A switchable electrochemical hairpin-aptasensor for ochratoxin A detection based on the double signal amplification effect of gold nanospheres

Ochratoxin A (OTA) is a ubiquitous food contaminant and can cause serious harm to human health. Herein, a switchable electrochemical hairpin-aptasensor for OTA detection was established. Hairpin-DNA (h-DNA) was designed as a signal switch consisting of an anti-OTA aptamer (OTA-apt) and complementary DNA (cDNA). Gold nanospheres (GNSs) were combined with multiwalled carbon nanotubes (MWCNTs) to establish a great support interface (MWCNTs/GNSs). Meanwhile, conjugated polymer-nanoparticle composites (POPD-GNSs) were prepared and utilized to label report DNA (rDNA), forming a signal probe (POPD-GNSs-rDNA). In the presence of OTA, a configuration change was triggered and switched on the h-DNA, leading to the exposure of cDNA, which is complementary with the rDNA. Therefore, POPD-GNSs-rDNA was introduced on the electrode and produced strong electrical signals (signal on). GNSs played the role of double signal amplification in the switchable electrochemical hairpin-aptasensor. Thus, a low limit of detection of 1 pg mL(-1) was obtained and the monitoring range was from 2 pg mL(-1) to 1 ng mL(-1). Moreover, the practicability and reliability of the constructed aptasensor was verified by detecting OTA in coffee samples. The satisfactory recovery demonstrates the potential application of this aptasensor in OTA monitoring for food security.
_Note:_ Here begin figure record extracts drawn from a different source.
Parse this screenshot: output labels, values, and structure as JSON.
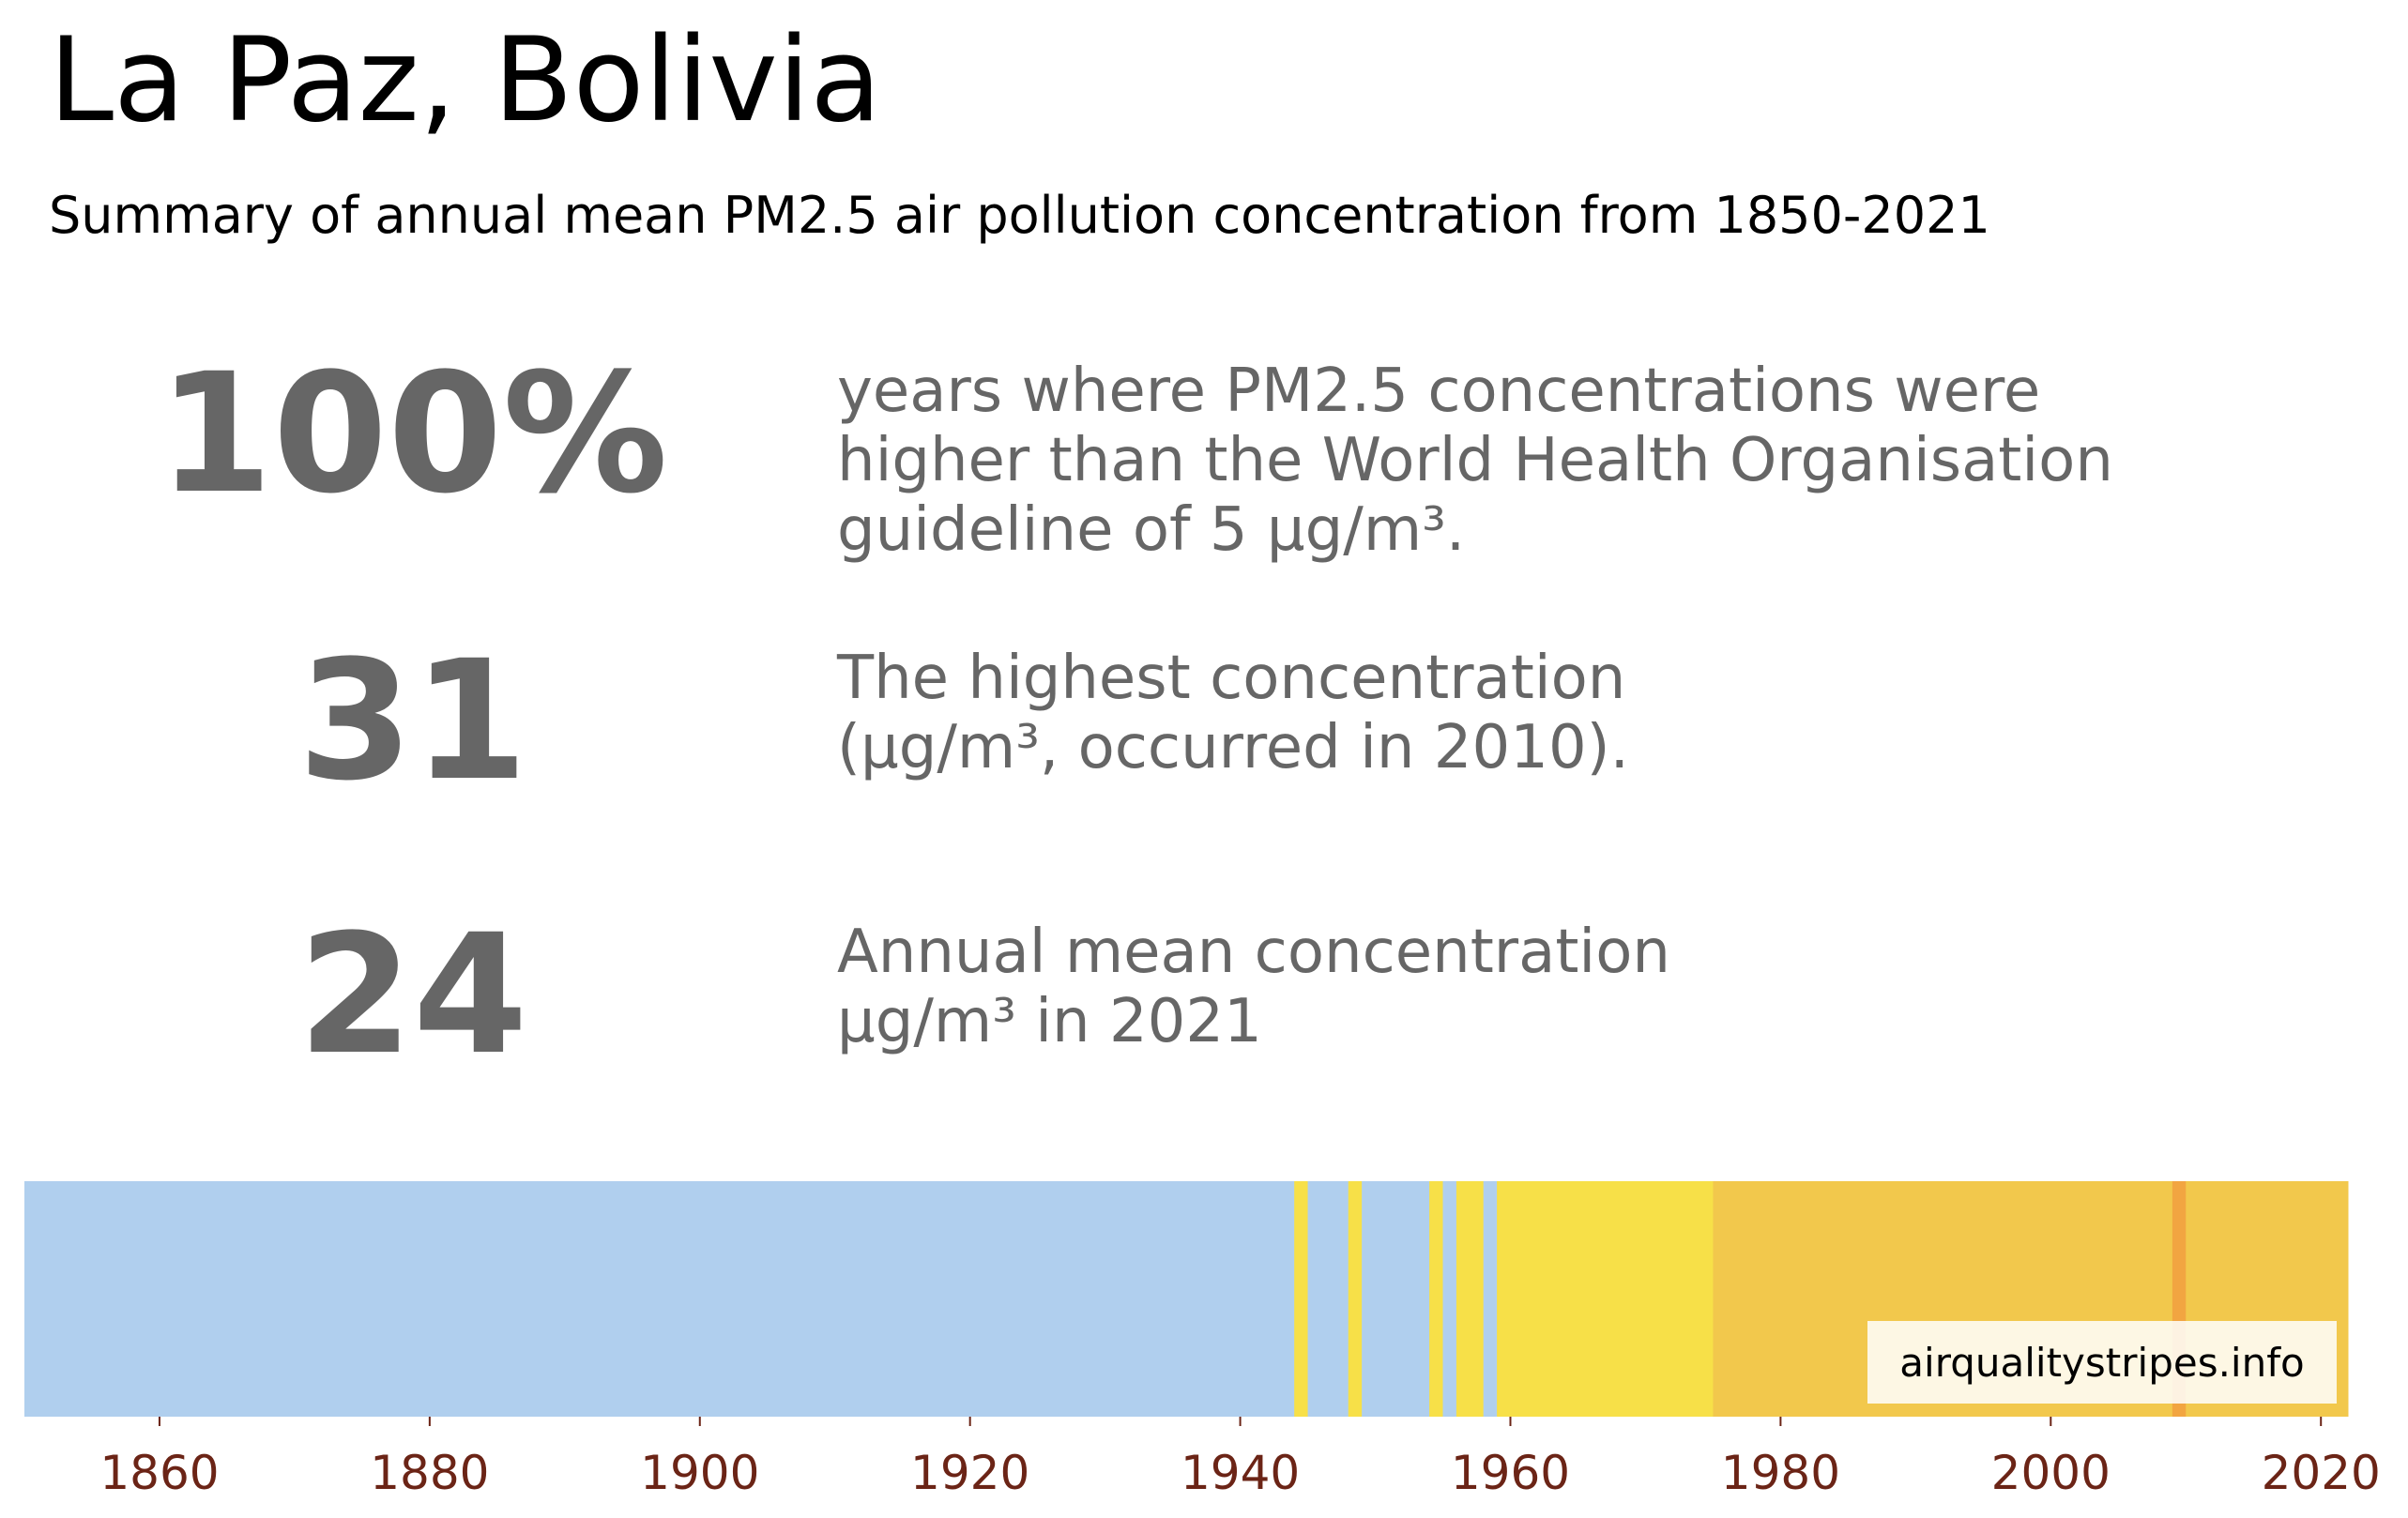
{
  "header": {
    "title": "La Paz, Bolivia",
    "subtitle": "Summary of annual mean PM2.5 air pollution concentration from 1850-2021"
  },
  "stats": [
    {
      "value": "100%",
      "desc": [
        "years where PM2.5 concentrations were",
        "higher than the World Health Organisation",
        "guideline of 5 µg/m³."
      ]
    },
    {
      "value": "31",
      "desc": [
        "The highest concentration",
        "(µg/m³, occurred in 2010)."
      ]
    },
    {
      "value": "24",
      "desc": [
        "Annual mean concentration",
        "µg/m³ in 2021"
      ]
    }
  ],
  "credit": "airqualitystripes.info",
  "colors": {
    "light_blue": "#b0cfee",
    "yellow": "#f7e048",
    "amber": "#f2c84c",
    "orange": "#f2a541",
    "stat_text": "#666666",
    "tick_text": "#6b2416"
  },
  "chart_data": {
    "type": "heatmap",
    "xlim": [
      1850,
      2022
    ],
    "x_ticks": [
      1860,
      1880,
      1900,
      1920,
      1940,
      1960,
      1980,
      2000,
      2020
    ],
    "segments": [
      {
        "start": 1850,
        "end": 1944,
        "color": "#b0cfee"
      },
      {
        "start": 1944,
        "end": 1945,
        "color": "#f7e048"
      },
      {
        "start": 1945,
        "end": 1948,
        "color": "#b0cfee"
      },
      {
        "start": 1948,
        "end": 1949,
        "color": "#f7e048"
      },
      {
        "start": 1949,
        "end": 1954,
        "color": "#b0cfee"
      },
      {
        "start": 1954,
        "end": 1955,
        "color": "#f7e048"
      },
      {
        "start": 1955,
        "end": 1956,
        "color": "#b0cfee"
      },
      {
        "start": 1956,
        "end": 1958,
        "color": "#f7e048"
      },
      {
        "start": 1958,
        "end": 1959,
        "color": "#b0cfee"
      },
      {
        "start": 1959,
        "end": 1975,
        "color": "#f7e048"
      },
      {
        "start": 1975,
        "end": 2009,
        "color": "#f2c84c"
      },
      {
        "start": 2009,
        "end": 2010,
        "color": "#f2a541"
      },
      {
        "start": 2010,
        "end": 2022,
        "color": "#f2c84c"
      }
    ]
  }
}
This strategy is also applicable to the detection of other small molecule contaminants in food.

Automated summary

A switchable electrochemical hairpin-aptasensor has been established for the detection of OTA in food samples. The sensor utilizes a hairpin-DNA as a signal switch and combines gold nanospheres and multiwalled carbon nanotubes to establish a support interface. Conjugated polymer-nanoparticle composites are used to label report DNA, forming a signal probe. The sensor offers a low detection limit and a wide monitoring range.